Il problema è che ormai, al di là delle vicende giudiziarie, stiamo accettando di tutto. Non siamo più in grado di stabilire ed erogare una sanzione sociale. Di far sentire a chi delinque il peso della propria responsabilità, la gravità delle azioni compiute, la fatica necessaria a recuperare la fiducia e l’accettazione degli altri.
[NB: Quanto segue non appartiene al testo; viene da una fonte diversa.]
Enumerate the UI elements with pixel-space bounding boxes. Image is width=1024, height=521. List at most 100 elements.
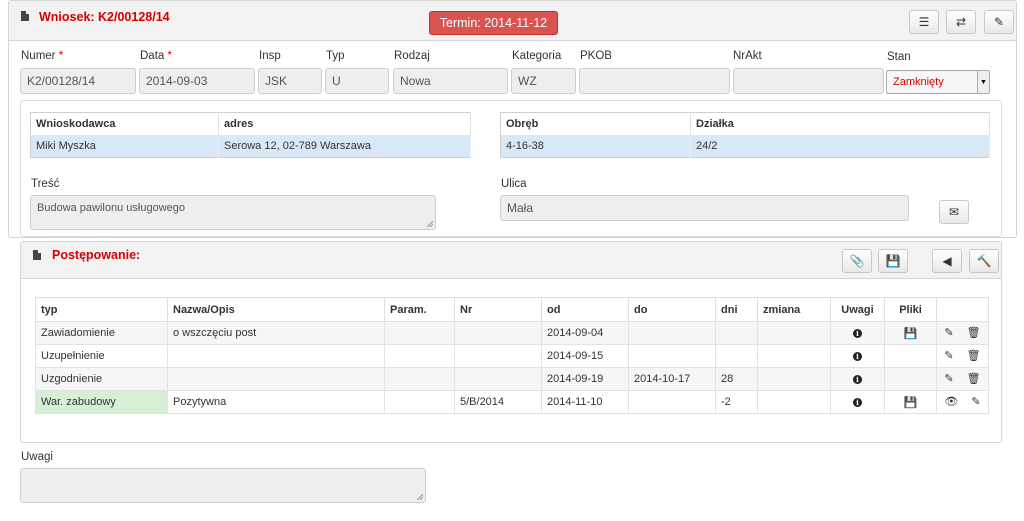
table-row[interactable]: Uzgodnienie 2014-09-19 2014-10-17 28 i ✎… [35, 367, 989, 391]
send-mail-button[interactable]: ✉ [939, 200, 969, 224]
edit-icon[interactable]: ✎ [944, 351, 953, 362]
cell-dni: -2 [715, 390, 758, 414]
gavel-button[interactable]: 🔨 [969, 249, 999, 273]
deadline-badge: Termin: 2014-11-12 [429, 11, 558, 35]
col-nr[interactable]: Nr [454, 297, 542, 322]
cell-do [628, 390, 716, 414]
edit-icon[interactable]: ✎ [944, 328, 953, 339]
info-icon[interactable]: i [853, 329, 862, 338]
dzialka-value: 24/2 [690, 134, 990, 158]
table-row[interactable]: War. zabudowy Pozytywna 5/B/2014 2014-11… [35, 390, 989, 414]
obreb-header: Obręb [500, 112, 691, 135]
cell-do [628, 321, 716, 345]
content-textarea[interactable]: Budowa pawilonu usługowego [30, 195, 436, 230]
edit-button[interactable]: ✎ [984, 10, 1014, 34]
rodzaj-field[interactable]: Nowa [393, 68, 508, 94]
table-row[interactable]: Uzupełnienie 2014-09-15 i ✎ 🗑 [35, 344, 989, 368]
cell-do [628, 344, 716, 368]
field-label-numer: Numer * [21, 50, 64, 62]
kategoria-field[interactable]: WZ [511, 68, 576, 94]
field-label-kategoria: Kategoria [512, 50, 562, 62]
eye-icon[interactable]: 👁 [944, 397, 958, 408]
edit-icon[interactable]: ✎ [971, 397, 980, 408]
notes-textarea[interactable] [20, 468, 426, 503]
proceedings-header-row: typ Nazwa/Opis Param. Nr od do dni zmian… [35, 297, 989, 322]
status-value: Zamknięty [893, 76, 944, 88]
trash-icon[interactable]: 🗑 [967, 328, 981, 339]
nrakt-field[interactable] [733, 68, 884, 94]
col-do[interactable]: do [628, 297, 716, 322]
status-select[interactable]: Zamknięty ▼ [886, 70, 990, 94]
cell-do: 2014-10-17 [628, 367, 716, 391]
list-button[interactable]: ☰ [909, 10, 939, 34]
cell-od: 2014-11-10 [541, 390, 629, 414]
cell-dni: 28 [715, 367, 758, 391]
save-button[interactable]: 💾 [878, 249, 908, 273]
numer-field[interactable]: K2/00128/14 [20, 68, 136, 94]
col-nazwa[interactable]: Nazwa/Opis [167, 297, 385, 322]
street-field[interactable]: Mała [500, 195, 909, 221]
parcel-table: Obręb Działka 4-16-38 24/2 [500, 112, 990, 158]
proceedings-header: Postępowanie: 📎 💾 ◀ 🔨 [21, 242, 1001, 279]
save-icon[interactable]: 💾 [904, 397, 918, 409]
refresh-button[interactable]: ⇄ [946, 10, 976, 34]
refresh-icon: ⇄ [955, 15, 967, 29]
pkob-field[interactable] [579, 68, 730, 94]
trash-icon[interactable]: 🗑 [967, 374, 981, 385]
cell-typ: Uzupełnienie [35, 344, 168, 368]
proceedings-title: Postępowanie: [52, 248, 141, 262]
document-icon [21, 11, 29, 21]
col-pliki[interactable]: Pliki [884, 297, 937, 322]
resize-grip-icon[interactable] [417, 494, 423, 500]
notes-label: Uwagi [21, 451, 53, 463]
field-label-insp: Insp [259, 50, 281, 62]
cell-param [384, 344, 455, 368]
col-zmiana[interactable]: zmiana [757, 297, 831, 322]
field-label-stan: Stan [887, 51, 911, 63]
col-dni[interactable]: dni [715, 297, 758, 322]
trash-icon[interactable]: 🗑 [967, 351, 981, 362]
table-row[interactable]: Zawiadomienie o wszczęciu post 2014-09-0… [35, 321, 989, 345]
cell-nr [454, 344, 542, 368]
attach-button[interactable]: 📎 [842, 249, 872, 273]
cell-nr: 5/B/2014 [454, 390, 542, 414]
field-label-rodzaj: Rodzaj [394, 50, 430, 62]
save-icon[interactable]: 💾 [904, 328, 918, 340]
cell-nr [454, 321, 542, 345]
info-icon[interactable]: i [853, 398, 862, 407]
edit-icon[interactable]: ✎ [944, 374, 953, 385]
obreb-value: 4-16-38 [500, 134, 691, 158]
cell-zmiana [757, 367, 831, 391]
cell-nr [454, 367, 542, 391]
content-value: Budowa pawilonu usługowego [37, 202, 185, 214]
col-param[interactable]: Param. [384, 297, 455, 322]
gavel-icon: 🔨 [976, 254, 992, 268]
info-icon[interactable]: i [853, 375, 862, 384]
data-field[interactable]: 2014-09-03 [139, 68, 255, 94]
applicant-address: Serowa 12, 02-789 Warszawa [218, 134, 471, 158]
typ-field[interactable]: U [325, 68, 389, 94]
insp-field[interactable]: JSK [258, 68, 322, 94]
cell-od: 2014-09-04 [541, 321, 629, 345]
back-button[interactable]: ◀ [932, 249, 962, 273]
col-od[interactable]: od [541, 297, 629, 322]
applicant-table: Wnioskodawca adres Miki Myszka Serowa 12… [30, 112, 471, 158]
resize-grip-icon[interactable] [427, 221, 433, 227]
col-uwagi[interactable]: Uwagi [830, 297, 885, 322]
table-row[interactable]: 4-16-38 24/2 [500, 134, 990, 158]
list-icon: ☰ [918, 15, 930, 29]
cell-od: 2014-09-15 [541, 344, 629, 368]
cell-param [384, 367, 455, 391]
cell-nazwa: o wszczęciu post [167, 321, 385, 345]
application-header: Wniosek: K2/00128/14 Termin: 2014-11-12 … [9, 1, 1016, 41]
info-icon[interactable]: i [853, 352, 862, 361]
chevron-down-icon: ▼ [977, 71, 989, 93]
edit-icon: ✎ [993, 15, 1005, 29]
cell-od: 2014-09-19 [541, 367, 629, 391]
field-label-data: Data * [140, 50, 172, 62]
cell-zmiana [757, 390, 831, 414]
col-typ[interactable]: typ [35, 297, 168, 322]
field-label-nrakt: NrAkt [733, 50, 762, 62]
cell-dni [715, 321, 758, 345]
table-row[interactable]: Miki Myszka Serowa 12, 02-789 Warszawa [30, 134, 471, 158]
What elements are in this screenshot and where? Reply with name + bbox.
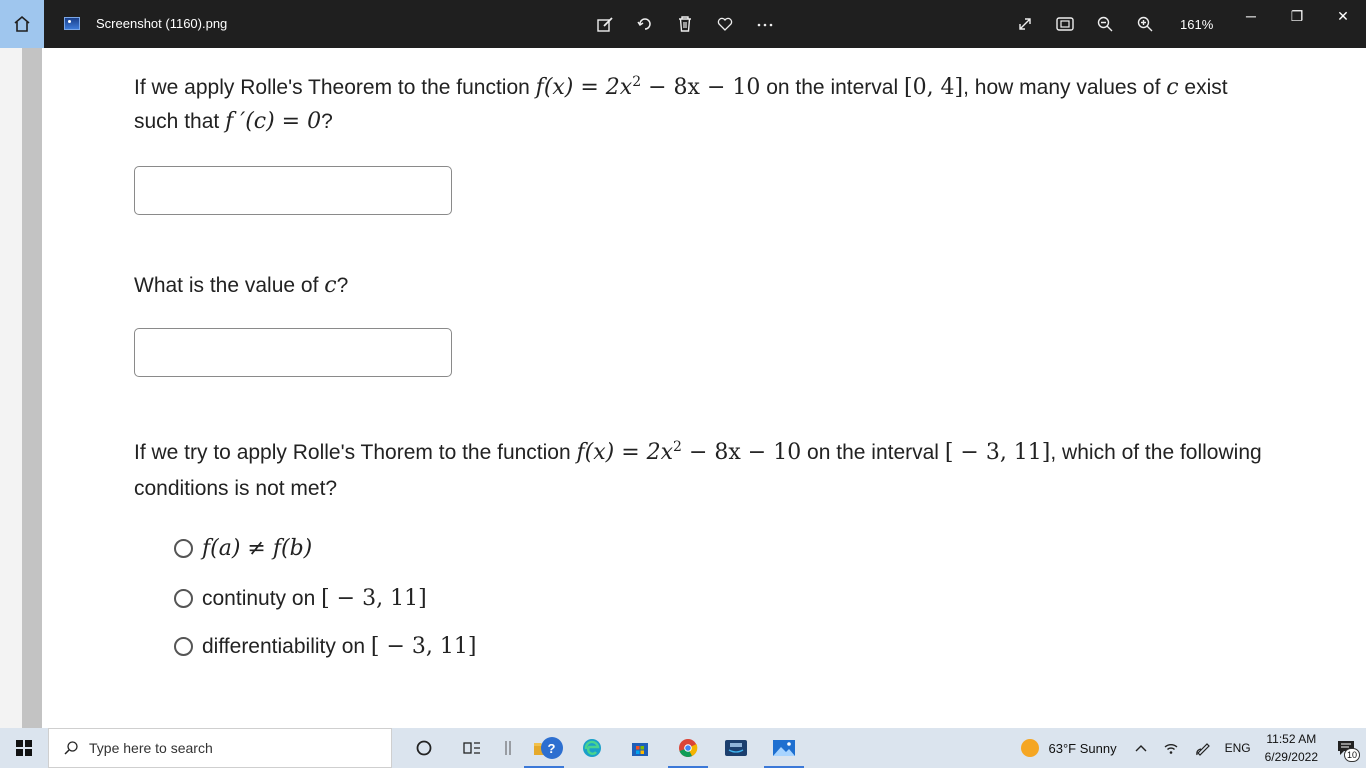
weather-text: 63°F Sunny (1048, 740, 1117, 756)
radio-button[interactable] (174, 589, 193, 608)
chrome-icon[interactable] (664, 728, 712, 768)
question-1: If we apply Rolle's Theorem to the funct… (134, 72, 1264, 138)
search-icon (63, 740, 79, 756)
fit-icon[interactable] (1052, 12, 1078, 36)
pen-icon[interactable] (1195, 740, 1211, 756)
radio-button[interactable] (174, 539, 193, 558)
window-controls: ─ ❐ ✕ (1228, 0, 1366, 32)
store-icon[interactable] (616, 728, 664, 768)
sun-icon (1020, 739, 1039, 757)
variable-c: c (324, 273, 337, 298)
question-text: ? (336, 274, 349, 297)
more-icon[interactable] (752, 12, 778, 36)
option-label: differentiability on (202, 634, 366, 658)
edit-toolbar (592, 12, 778, 36)
zoom-level[interactable]: 161% (1180, 17, 1213, 32)
question-text: , how many values of (963, 76, 1167, 99)
favorite-icon[interactable] (712, 12, 738, 36)
language-indicator[interactable]: ENG (1225, 741, 1251, 755)
system-tray: ? 63°F Sunny ENG 11:52 AM 6/29/2022 10 (540, 728, 1366, 768)
interval: [ − 3, 11] (370, 634, 477, 659)
interval: [0, 4] (903, 75, 964, 100)
zoom-out-icon[interactable] (1092, 12, 1118, 36)
tray-icons (1135, 740, 1211, 756)
time: 11:52 AM (1266, 732, 1317, 746)
question-text: ? (321, 110, 333, 133)
option-label: f(a) ≠ f(b) (202, 536, 313, 561)
answer-input-2[interactable] (134, 328, 452, 377)
weather-widget[interactable]: 63°F Sunny (1020, 739, 1117, 757)
delete-icon[interactable] (672, 12, 698, 36)
variable-c: c (1166, 75, 1179, 100)
function-expression: f(x) = 2x2 − 8x − 10 (535, 74, 761, 100)
start-button[interactable] (0, 728, 48, 768)
date: 6/29/2022 (1264, 750, 1318, 764)
left-gutter (0, 48, 22, 728)
taskbar-apps (400, 728, 808, 768)
fullscreen-icon[interactable] (1012, 12, 1038, 36)
view-toolbar: 161% (1012, 12, 1213, 36)
question-text: If we apply Rolle's Theorem to the funct… (134, 76, 536, 99)
prime-video-icon[interactable] (712, 728, 760, 768)
minimize-button[interactable]: ─ (1228, 0, 1274, 32)
notification-count: 10 (1344, 748, 1360, 762)
pinned-separator-icon (496, 728, 520, 768)
cortana-icon[interactable] (400, 728, 448, 768)
derivative-condition: f ′(c) = 0 (225, 109, 322, 134)
photos-icon[interactable] (760, 728, 808, 768)
option-differentiability[interactable]: differentiability on [ − 3, 11] (174, 634, 476, 659)
taskbar: Type here to search ? 63°F Sunny ENG 11:… (0, 728, 1366, 768)
interval: [ − 3, 11] (944, 440, 1051, 465)
zoom-in-icon[interactable] (1132, 12, 1158, 36)
wifi-icon[interactable] (1163, 741, 1179, 755)
home-button[interactable] (0, 0, 44, 48)
question-3: If we try to apply Rolle's Thorem to the… (134, 436, 1274, 506)
question-text: If we try to apply Rolle's Thorem to the… (134, 441, 577, 464)
home-icon (14, 15, 30, 32)
question-text: What is the value of (134, 274, 325, 297)
notifications-button[interactable]: 10 (1332, 728, 1360, 768)
edge-icon[interactable] (568, 728, 616, 768)
restore-button[interactable]: ❐ (1274, 0, 1320, 32)
chevron-up-icon[interactable] (1135, 743, 1147, 753)
windows-icon (16, 740, 32, 756)
function-expression: f(x) = 2x2 − 8x − 10 (576, 439, 802, 465)
rotate-icon[interactable] (632, 12, 658, 36)
clock[interactable]: 11:52 AM 6/29/2022 (1265, 730, 1318, 766)
scroll-track (22, 48, 42, 728)
option-continuity[interactable]: continuty on [ − 3, 11] (174, 586, 427, 611)
image-file-icon (64, 17, 80, 30)
taskbar-search[interactable]: Type here to search (48, 728, 392, 768)
file-name: Screenshot (1160).png (96, 16, 228, 31)
question-text: on the interval (760, 76, 904, 99)
edit-icon[interactable] (592, 12, 618, 36)
question-2: What is the value of c? (134, 270, 348, 302)
help-icon[interactable]: ? (540, 737, 563, 759)
question-text: on the interval (801, 441, 945, 464)
answer-input-1[interactable] (134, 166, 452, 215)
search-placeholder: Type here to search (89, 740, 213, 756)
task-view-icon[interactable] (448, 728, 496, 768)
interval: [ − 3, 11] (321, 586, 427, 611)
title-bar: Screenshot (1160).png 161% ─ ❐ ✕ (0, 0, 1366, 48)
option-f-a-neq-f-b[interactable]: f(a) ≠ f(b) (174, 536, 312, 561)
close-button[interactable]: ✕ (1320, 0, 1366, 32)
option-label: continuty on (202, 586, 316, 610)
radio-button[interactable] (174, 637, 193, 656)
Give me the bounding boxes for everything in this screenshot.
Presupposto indispensabile per poter arrivare, come società, al recupero e al reintegro di chi sbaglia.

Finchè il crimine rimarrà, anche a colpi di precedenti impuniti e battute discutibili, accettato, finchè rubare, evadere le tasse, molestare, abusare, usare violenza farà addirittura “figo”, non si potrà fare nessun passo avanti, e gli unici a subire e soffrire saranno i più deboli, le vittime.
E saremo sempre di più a diventare più deboli.

Come questa ragazza, tre volte vittima, poiché, oltre a subire la violenza, non ha trovato nessuno che la ascoltasse, né qualcuno che la comprendesse e la proteggesse.

Non voglio adattarmi a tutto questo.
Perché come padre sono preoccupato sia per mia figlia, sia per i miei figli, che crescendo potrebbero incappare in un branco del genere.
Perché come uomo non voglio rassegnarmi a un simile imbarbarimento, alla scomparsa rumorosa di molti valori sociali.

Perché in questa torbida storia i bravi ragazzi non sono i “bravi ragazzi”, ma qualcun altro.
E questo post è un piccolo segno inadeguato per farlo sapere.

domenica 3 maggio 2009

Tre uomini e una palla

Do minore e la sua famiglia di note hanno trascorso il weekend lungo al mare.

Le belle giornate invernali e, soprattutto, primaverili sono quelle in cui i bambini riescono a sfogarsi correndo liberamente in spiaggia, cosa che in estate, complici gli spazi angusti e il sovraffollamento della Liguria, non sempre è possibile.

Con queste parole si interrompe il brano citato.